The dangerous project took about four years for Souri to complete. At times, the fuel smugglers thought he was operating with the police and used smoke to block his view while driving. He also had to travel in dangerous border areas that are heavily monitored by police. Souri says he was stopped many times; the police would take his memory cards and destroy them. He was always careful to have backups.
At one point Souri was arrested, and friends advised him to take on a less dangerous project. But he persisted, driven to bring attention to a group of people who “have unfortunately been ignored.” He also admits that he is inherently drawn to such high-risk work because it is where his ability to help people like Ahmad are highest. Though he recognizes the risks, for Souri, a smuggler’s grim motto seems to encapsulate the stakes of what he is after: “Either I end up in a cemetery or I’ll reach home.”

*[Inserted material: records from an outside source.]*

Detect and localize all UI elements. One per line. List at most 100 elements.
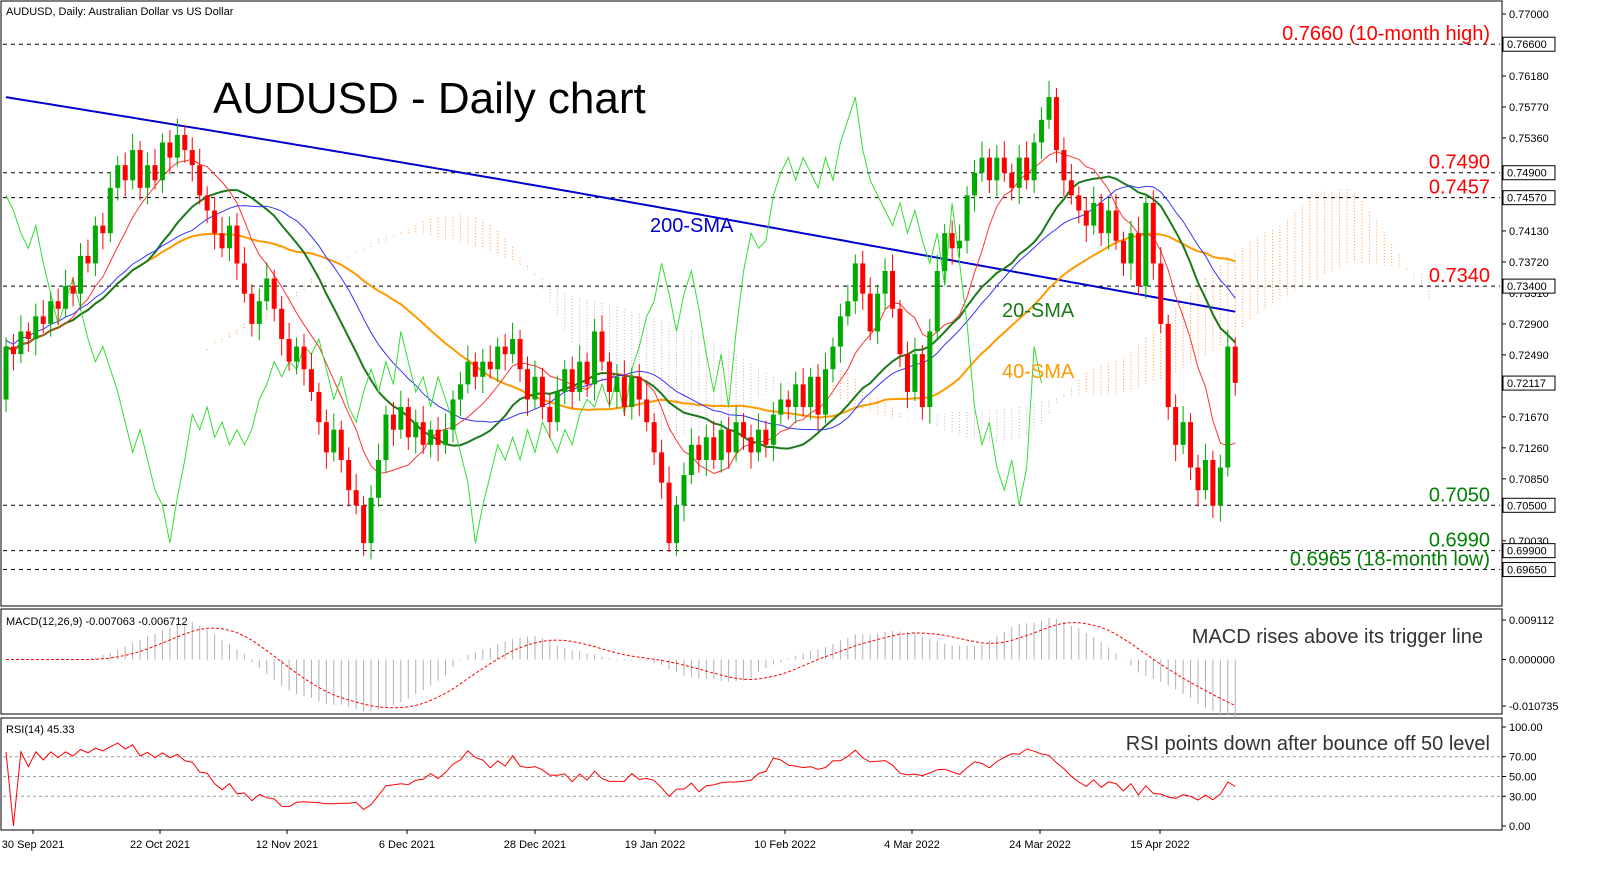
candle-body	[927, 331, 933, 408]
level-label: 0.7660 (10-month high)	[1282, 23, 1490, 45]
price-box-label: 0.73400	[1507, 281, 1547, 293]
level-label: 0.7457	[1429, 177, 1490, 199]
indicator-lines	[5, 96, 1237, 544]
candle-body	[882, 270, 888, 294]
candle-body	[688, 444, 694, 476]
candle-body	[703, 437, 709, 460]
price-tick-label: 0.72490	[1509, 350, 1549, 362]
price-box	[1502, 278, 1556, 294]
candle-body	[1121, 240, 1126, 264]
candle-body	[1098, 202, 1104, 234]
candle-body	[525, 369, 530, 400]
price-box-label: 0.72117	[1507, 378, 1546, 390]
candle-body	[249, 293, 255, 324]
candle-body	[1158, 263, 1164, 324]
rsi-label: RSI(14) 45.33	[6, 724, 74, 736]
candle-body	[107, 187, 113, 234]
candle-body	[353, 490, 359, 506]
sma20-line	[5, 175, 1237, 450]
candle-body	[137, 150, 143, 188]
symbol-header: AUDUSD, Daily: Australian Dollar vs US D…	[6, 6, 234, 18]
date-tick-label: 24 Mar 2022	[1009, 839, 1071, 851]
candle-body	[897, 308, 903, 355]
candle-body	[294, 346, 300, 362]
price-tick-label: 0.72900	[1509, 319, 1549, 331]
candle-body	[338, 429, 344, 460]
candle-body	[152, 165, 158, 181]
candle-body	[629, 376, 635, 408]
candle-body	[800, 384, 806, 408]
candle-body	[636, 376, 642, 400]
candle-body	[1128, 233, 1134, 264]
macd-signal-line	[6, 622, 1236, 709]
price-tick-label: 0.73720	[1509, 257, 1549, 269]
rsi-line	[5, 742, 1236, 827]
candle-body	[1053, 97, 1059, 151]
candle-body	[227, 225, 232, 249]
candle-body	[130, 150, 136, 181]
tenkan-line	[5, 151, 1236, 474]
candle-body	[1009, 172, 1015, 188]
candle-body	[256, 301, 262, 324]
price-tick-label: 0.77000	[1509, 9, 1549, 21]
candle-body	[912, 354, 918, 392]
candle-body	[502, 346, 508, 355]
chart-title: AUDUSD - Daily chart	[213, 74, 646, 123]
candle-body	[301, 346, 307, 370]
candle-body	[1232, 346, 1238, 383]
price-box	[1502, 562, 1556, 578]
candle-body	[763, 429, 769, 445]
macd-tick-label: 0.000000	[1509, 654, 1555, 666]
date-tick-label: 28 Dec 2021	[504, 839, 566, 851]
macd-panel: 0.009112 0.000000 -0.010735	[6, 615, 1559, 717]
price-tick-label: 0.70850	[1509, 474, 1549, 486]
candle-body	[785, 399, 791, 408]
candle-body	[875, 293, 881, 332]
candle-body	[808, 376, 814, 408]
candle-body	[569, 369, 575, 392]
date-tick-label: 4 Mar 2022	[884, 839, 940, 851]
rsi-panel: 100.00 70.00 50.00 30.00 0.00	[3, 722, 1543, 833]
price-box-label: 0.74570	[1507, 193, 1547, 205]
candle-body	[241, 263, 247, 294]
candle-body	[696, 444, 702, 460]
candle-body	[457, 384, 463, 400]
candle-body	[465, 361, 471, 385]
rsi-tick-label: 100.00	[1509, 722, 1543, 734]
price-box-label: 0.69650	[1507, 565, 1547, 577]
price-box	[1502, 375, 1556, 391]
price-box-label: 0.70500	[1507, 500, 1547, 512]
candle-body	[1225, 346, 1231, 468]
candle-body	[659, 452, 665, 483]
candle-body	[308, 369, 314, 392]
candles	[3, 80, 1238, 560]
date-axis: 30 Sep 2021 22 Oct 2021 12 Nov 2021 6 Dec 2…	[2, 830, 1190, 851]
candle-body	[755, 429, 761, 453]
candle-body	[934, 270, 940, 332]
candle-body	[539, 376, 545, 408]
candle-body	[1143, 202, 1149, 287]
candle-body	[234, 225, 240, 264]
candle-body	[994, 157, 1000, 181]
candle-body	[212, 210, 218, 234]
candle-body	[10, 346, 16, 355]
kijun-line	[5, 185, 1236, 431]
candle-body	[748, 437, 754, 453]
horizontal-levels: 0.7660 (10-month high) 0.7490 0.7457 0.7340…	[3, 23, 1500, 571]
date-tick-label: 10 Feb 2022	[754, 839, 816, 851]
candle-body	[733, 422, 739, 453]
candle-body	[674, 505, 679, 544]
price-box	[1502, 190, 1556, 206]
candle-body	[554, 391, 560, 423]
candle-body	[1001, 157, 1007, 173]
candle-body	[390, 414, 396, 430]
price-box-label: 0.74900	[1507, 168, 1547, 180]
candle-body	[443, 429, 449, 445]
candle-body	[1106, 210, 1112, 234]
price-tick-label: 0.75770	[1509, 102, 1549, 114]
candle-body	[823, 369, 828, 415]
date-tick-label: 22 Oct 2021	[130, 839, 190, 851]
candle-body	[778, 399, 784, 415]
candle-body	[651, 422, 657, 453]
candle-body	[1046, 97, 1052, 120]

Souri is also the author of the award-winning documentary series, Waiting Girls. The project documents girls, some as young as nine years old, imprisoned in Iran for their crimes. Since murder, armed robbery and drug trafficking are punishable by death—but only when the individual is 18 years old—the girls are detained until it is “legal” for the state to kill them.
Souri is currently working on a documentary about people who are trafficked while smuggling fuel, among other projects.